Листва на кладбище оседала, как немой взрыв на карьере, чернели мраморные надгробья купцов старой веры. По дороге к Саше полупьяный старик уломал тебя помянуть его брата, а в мою сторону ты поспешно махнул рукой: «он не пьет». Когда старик узнал, что длинная конфета, которой вы закусываете, называется «Сникерсом», он воскликнул: «А я все слышу «Сникерс», «Сникерс», а «Сникерс» — вот он какой!» — и, кланяясь по-японски, засунул оставшееся в карман — порадовать внучку. А мы пошли дальше, но поплутали малость, пока я не узнал Сашин дубовый крест. Мы ставили его больше года назад — Петя Образцов, Сергиенко, Пахомов и я. Надо было укрепить забранное жестью изножье креста в головах могилы, и Петя Образцов, единственный, как оказалось, знавший технику цементирования, послал нас троих за кирпичным боем и булыжниками, а сам стал месить раствор. Поуродовались мы часа два, но и получилось, по-моему, хорошо.
Я открыл о соседнюю ограду пиво, мы сделали по глотку, остальное вылили на могилу, покурили и пошли к метро, оставив пустую бутылку на видном месте на обочине аллеи #10. Дорогой, не помню уже по какому поводу, я сказал, что греки не ошибались, веруя в рок, и он действительно властвует над теми, кто не умеет молить о собственной свободной судьбе. Просто рок действует исподволь, и власть его проявляется не сразу, но дает о себе знать с возрастом. Много времени нужно, чтобы шестерни неизбежности сделали свой оборот и человек понял, как давно они зацепили его и тащат за собой. Еще я сказал, что Набоков близок к Софоклу, например, потому, что во всех романах его слышны шаги рока. Ты ответил не совсем впопад, как бывает с людьми, давно ушедшими в себя, что жизнь проверяет тебя на вшивость исполнением желаний: заграницей, службой, женитьбой, автомобильной катастрофой.
Давай, дорогой, прежде, чем я скажу тебе прощальное «vale», вспомним какой-нибудь случай из нашего общего прошлого; чеканная композиция сочинения от этого вряд ли пострадает. Мне все приходит на память история под кодовым названием «Голубая чашка». Какой-то изюминки она не лишена, а?
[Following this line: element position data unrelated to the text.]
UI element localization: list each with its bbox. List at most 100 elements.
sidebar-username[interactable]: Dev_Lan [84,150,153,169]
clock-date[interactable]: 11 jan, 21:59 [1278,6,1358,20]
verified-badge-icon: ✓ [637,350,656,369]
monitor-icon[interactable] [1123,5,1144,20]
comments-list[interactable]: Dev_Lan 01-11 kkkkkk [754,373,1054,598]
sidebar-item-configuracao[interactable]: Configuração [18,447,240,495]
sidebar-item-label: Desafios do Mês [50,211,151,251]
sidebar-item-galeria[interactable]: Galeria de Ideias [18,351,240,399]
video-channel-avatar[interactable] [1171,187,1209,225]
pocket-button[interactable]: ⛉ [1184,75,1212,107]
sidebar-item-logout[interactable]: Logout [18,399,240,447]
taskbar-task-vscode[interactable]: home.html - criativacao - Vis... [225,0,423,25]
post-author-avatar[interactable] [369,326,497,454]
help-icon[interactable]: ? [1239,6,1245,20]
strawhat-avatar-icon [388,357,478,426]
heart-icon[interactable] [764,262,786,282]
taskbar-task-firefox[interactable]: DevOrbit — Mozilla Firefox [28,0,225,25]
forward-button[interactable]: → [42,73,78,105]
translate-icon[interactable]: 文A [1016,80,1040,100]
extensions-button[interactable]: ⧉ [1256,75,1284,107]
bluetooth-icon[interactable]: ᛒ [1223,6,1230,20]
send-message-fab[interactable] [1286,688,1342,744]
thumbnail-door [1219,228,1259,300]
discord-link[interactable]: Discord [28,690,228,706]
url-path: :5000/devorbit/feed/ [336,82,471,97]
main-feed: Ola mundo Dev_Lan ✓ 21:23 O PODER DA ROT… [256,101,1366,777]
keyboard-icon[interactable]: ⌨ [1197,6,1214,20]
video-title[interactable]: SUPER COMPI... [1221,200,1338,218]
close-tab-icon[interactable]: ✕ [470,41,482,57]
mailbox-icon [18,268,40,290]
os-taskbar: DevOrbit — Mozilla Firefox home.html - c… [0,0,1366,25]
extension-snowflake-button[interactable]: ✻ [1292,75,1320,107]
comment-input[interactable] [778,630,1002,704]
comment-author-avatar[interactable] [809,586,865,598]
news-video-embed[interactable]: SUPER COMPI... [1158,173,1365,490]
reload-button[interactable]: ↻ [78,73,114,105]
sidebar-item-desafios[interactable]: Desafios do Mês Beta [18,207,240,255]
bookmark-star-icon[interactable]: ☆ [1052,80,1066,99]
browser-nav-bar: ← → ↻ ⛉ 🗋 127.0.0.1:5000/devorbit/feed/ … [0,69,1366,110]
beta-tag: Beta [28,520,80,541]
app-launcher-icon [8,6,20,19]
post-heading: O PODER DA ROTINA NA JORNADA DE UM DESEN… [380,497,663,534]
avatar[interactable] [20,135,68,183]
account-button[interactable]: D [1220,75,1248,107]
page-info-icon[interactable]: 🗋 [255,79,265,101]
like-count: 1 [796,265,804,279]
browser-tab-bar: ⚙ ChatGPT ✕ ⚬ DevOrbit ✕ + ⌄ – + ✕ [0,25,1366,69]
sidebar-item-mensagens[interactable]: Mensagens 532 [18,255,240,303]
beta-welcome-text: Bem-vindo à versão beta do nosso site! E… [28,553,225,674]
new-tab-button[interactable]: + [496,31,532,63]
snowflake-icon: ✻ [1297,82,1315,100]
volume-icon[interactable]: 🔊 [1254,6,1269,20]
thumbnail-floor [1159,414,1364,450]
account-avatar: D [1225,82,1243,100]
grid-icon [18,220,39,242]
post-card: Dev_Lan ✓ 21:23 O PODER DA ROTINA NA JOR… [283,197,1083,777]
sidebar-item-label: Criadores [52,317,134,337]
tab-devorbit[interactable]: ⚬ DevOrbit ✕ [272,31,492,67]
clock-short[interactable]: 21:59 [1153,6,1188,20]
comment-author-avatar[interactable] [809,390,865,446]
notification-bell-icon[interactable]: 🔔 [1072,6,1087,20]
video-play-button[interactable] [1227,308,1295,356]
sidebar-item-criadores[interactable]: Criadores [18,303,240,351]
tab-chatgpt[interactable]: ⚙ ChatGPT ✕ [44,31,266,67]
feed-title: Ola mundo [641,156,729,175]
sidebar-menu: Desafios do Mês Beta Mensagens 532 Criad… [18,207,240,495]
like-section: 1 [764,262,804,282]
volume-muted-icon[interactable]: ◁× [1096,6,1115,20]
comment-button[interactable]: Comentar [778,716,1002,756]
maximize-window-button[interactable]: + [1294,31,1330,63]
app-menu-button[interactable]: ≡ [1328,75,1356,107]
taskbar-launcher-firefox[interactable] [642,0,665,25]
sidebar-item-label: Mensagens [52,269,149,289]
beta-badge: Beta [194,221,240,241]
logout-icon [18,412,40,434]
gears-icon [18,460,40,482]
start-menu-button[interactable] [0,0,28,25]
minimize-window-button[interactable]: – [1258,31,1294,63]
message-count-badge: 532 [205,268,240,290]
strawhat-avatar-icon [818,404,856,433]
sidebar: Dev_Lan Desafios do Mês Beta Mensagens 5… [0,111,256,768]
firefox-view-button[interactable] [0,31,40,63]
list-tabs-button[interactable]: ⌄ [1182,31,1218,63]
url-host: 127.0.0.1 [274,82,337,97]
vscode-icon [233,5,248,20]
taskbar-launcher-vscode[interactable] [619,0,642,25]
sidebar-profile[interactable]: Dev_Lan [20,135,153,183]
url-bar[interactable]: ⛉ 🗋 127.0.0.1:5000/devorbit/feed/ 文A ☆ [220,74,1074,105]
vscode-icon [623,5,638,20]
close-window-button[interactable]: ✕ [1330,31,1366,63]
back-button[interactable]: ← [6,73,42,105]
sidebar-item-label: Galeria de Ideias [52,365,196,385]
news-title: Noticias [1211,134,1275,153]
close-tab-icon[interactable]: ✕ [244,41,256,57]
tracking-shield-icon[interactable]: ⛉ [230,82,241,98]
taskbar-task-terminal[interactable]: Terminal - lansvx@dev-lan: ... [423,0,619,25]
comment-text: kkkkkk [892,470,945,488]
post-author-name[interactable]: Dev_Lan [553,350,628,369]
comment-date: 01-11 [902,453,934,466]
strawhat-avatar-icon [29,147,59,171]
Вы с Сопровским жили тогда в Выхине, снимая комнату у вдовца Камышко, и проводили время в ученых препирательствах насчет форточки: быть ей открытой или нет? Я же, напротив, под видом аспиранта снимал однокомнатную квартиру на первом этаже в доме, что на пересечении улиц Свободы и Фомичевой. Двадцатиоднолетний, я снял квартиру для свиданий со взрослой женщиной, влюблен был до неприличия. В день моего вселения красавица расплевалась со мной по телефону, так ни разу и не переступив порога жилища, предназначавшегося ей. Но друзья-приятели, черные весельчаки и любители посыпать близкому рану шестикопеечной солью, все равно окрестили квартиру «Ритиной».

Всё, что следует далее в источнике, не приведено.